AP not good on CPU, even on Ivy Bridge.GPU part:
MB7_win_x86_SSE_OpenCL_Intel_r2061 PG0009_v7.wu 0.008955 17.503 562.534 -1 -1 -1 0 0 0 -1
MB7_win_x86_SSE_OpenCL_Intel_r2061 PG0395_v7.wu 0.394768 15.772 390.116 -1 -1 -1 0 0 0 -1
MB7_win_x86_SSE_OpenCL_Intel_r2061 PG0444_v7.wu 0.444184 19.157 360.820 -1 -1 -1 0 0 0 -1
MB7_win_x86_SSE_OpenCL_Intel_r2061 PG1327_v7.wu 1.326684 16.942 528.949 -1 -1 -1 0 0 0 -1
AP6_win_x86_SSE2_OpenCL_Intel_r2058.exe -verbose :
Elapsed 242.775 secs
CPU 3.619 secs
Ivy Bridge GPU part scores: 7.59 (5.27)It's natural to compare this ently-level GPU with C-60 GPU part that has 13.35 (9.37).

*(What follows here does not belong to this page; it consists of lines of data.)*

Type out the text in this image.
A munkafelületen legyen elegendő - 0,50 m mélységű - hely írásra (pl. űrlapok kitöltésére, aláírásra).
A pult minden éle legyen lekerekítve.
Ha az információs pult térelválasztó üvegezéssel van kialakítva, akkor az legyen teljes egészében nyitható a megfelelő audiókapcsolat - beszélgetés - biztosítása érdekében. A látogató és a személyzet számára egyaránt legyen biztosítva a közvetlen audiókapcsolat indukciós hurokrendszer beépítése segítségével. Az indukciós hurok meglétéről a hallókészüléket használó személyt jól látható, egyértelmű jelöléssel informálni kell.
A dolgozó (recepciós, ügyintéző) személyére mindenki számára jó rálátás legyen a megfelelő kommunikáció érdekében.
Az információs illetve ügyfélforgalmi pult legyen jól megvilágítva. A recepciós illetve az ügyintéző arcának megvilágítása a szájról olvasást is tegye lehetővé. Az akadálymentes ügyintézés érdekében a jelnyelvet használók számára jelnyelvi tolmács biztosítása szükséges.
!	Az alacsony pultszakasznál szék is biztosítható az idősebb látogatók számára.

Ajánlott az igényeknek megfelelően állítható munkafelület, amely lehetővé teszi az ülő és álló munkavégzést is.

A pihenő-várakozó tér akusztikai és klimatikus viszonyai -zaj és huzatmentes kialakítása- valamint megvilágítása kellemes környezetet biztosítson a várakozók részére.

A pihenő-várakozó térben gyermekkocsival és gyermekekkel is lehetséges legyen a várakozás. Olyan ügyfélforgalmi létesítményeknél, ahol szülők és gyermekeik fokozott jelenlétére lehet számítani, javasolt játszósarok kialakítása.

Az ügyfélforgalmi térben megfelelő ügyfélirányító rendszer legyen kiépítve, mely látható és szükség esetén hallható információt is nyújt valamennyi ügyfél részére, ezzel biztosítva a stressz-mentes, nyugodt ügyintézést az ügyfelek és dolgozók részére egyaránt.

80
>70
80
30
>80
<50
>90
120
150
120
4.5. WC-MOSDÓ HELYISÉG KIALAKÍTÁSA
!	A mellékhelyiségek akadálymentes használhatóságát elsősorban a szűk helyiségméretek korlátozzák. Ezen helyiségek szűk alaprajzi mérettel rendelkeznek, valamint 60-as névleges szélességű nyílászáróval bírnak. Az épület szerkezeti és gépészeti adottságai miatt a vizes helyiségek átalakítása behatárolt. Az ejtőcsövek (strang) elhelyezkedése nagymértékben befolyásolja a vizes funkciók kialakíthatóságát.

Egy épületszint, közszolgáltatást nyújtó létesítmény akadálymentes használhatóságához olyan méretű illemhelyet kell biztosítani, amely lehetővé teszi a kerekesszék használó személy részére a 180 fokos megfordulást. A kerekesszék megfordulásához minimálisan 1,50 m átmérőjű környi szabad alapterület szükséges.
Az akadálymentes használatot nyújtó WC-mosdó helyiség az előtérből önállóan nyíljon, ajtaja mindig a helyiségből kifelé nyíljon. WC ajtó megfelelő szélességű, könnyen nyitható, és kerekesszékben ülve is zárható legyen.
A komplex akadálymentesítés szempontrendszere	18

Surprise! Intel GPU much more tolerable to MB7 app than ATi GPUs are! AP here almost as bad as on CPU part. So, one could use both OpenCL apps on this GPU to keep it busy all time.And finally lets consider NV GPU (pre-FERMI) one. GSO9600:
Lunatics_x41zc_win32_cuda23 PG0009_v7.wu 0.008955 11.450 473.929 -1 -1 -1 0 0 0 -1
Lunatics_x41zc_win32_cuda23 PG0395_v7.wu 0.394768 11.840 153.582 -1 -1 -1 0 0 0 -1
Lunatics_x41zc_win32_cuda23 PG0444_v7.wu 0.444184 11.248 137.389 -1 -1 -1 0 0 0 -1
Lunatics_x41zc_win32_cuda23 PG1327_v7.wu 1.326684 15.725 193.752 -1 -1 -1 0 0 0 -1
WU : Clean_01LC.wu
AP6_win_x86_SSE2_OpenCL_NV_r2058.exe -verbose :
Elapsed 209.530 secs
CPU 1.591 secs
GSO9600 scores: 4.58 (2.31)First of all, it's really bad on VLAR, 2 scores differ hugely. And both are lower than CPU ones for Intel.

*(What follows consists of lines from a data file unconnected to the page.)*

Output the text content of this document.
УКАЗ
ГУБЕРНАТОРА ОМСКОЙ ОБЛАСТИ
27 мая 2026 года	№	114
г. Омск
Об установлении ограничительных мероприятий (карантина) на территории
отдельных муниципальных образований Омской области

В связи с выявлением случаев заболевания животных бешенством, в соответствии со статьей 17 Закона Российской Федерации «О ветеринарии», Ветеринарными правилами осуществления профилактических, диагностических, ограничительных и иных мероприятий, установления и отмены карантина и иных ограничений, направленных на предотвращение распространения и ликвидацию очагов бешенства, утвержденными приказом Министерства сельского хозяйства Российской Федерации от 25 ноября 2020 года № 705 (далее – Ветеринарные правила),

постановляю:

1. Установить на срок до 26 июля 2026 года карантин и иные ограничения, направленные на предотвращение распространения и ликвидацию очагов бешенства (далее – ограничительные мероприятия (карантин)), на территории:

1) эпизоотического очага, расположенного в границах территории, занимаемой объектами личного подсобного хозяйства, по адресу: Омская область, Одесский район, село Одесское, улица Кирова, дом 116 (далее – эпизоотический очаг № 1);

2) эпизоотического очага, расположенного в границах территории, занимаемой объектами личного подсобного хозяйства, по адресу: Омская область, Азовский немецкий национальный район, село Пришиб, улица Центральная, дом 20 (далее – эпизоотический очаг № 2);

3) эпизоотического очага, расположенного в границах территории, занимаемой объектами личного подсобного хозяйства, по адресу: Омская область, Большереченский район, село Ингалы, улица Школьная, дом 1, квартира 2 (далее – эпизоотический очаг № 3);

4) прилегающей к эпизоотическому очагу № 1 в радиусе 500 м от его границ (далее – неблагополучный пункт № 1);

So, better avoid to load this GPU with AP6 tasks, leave such devices for MB7 CUDA tasks instead (no matter what your RAC tells you )Would be interesting if some FERMI or Kepler class NV GPU owner will continue this research and post his bench results on one of such devices.
Also, would be interesting to compare GCN-generation of ATi GPUs with older ones.
And finally, some data from one of current AMD top CPUs would be interesting to get too.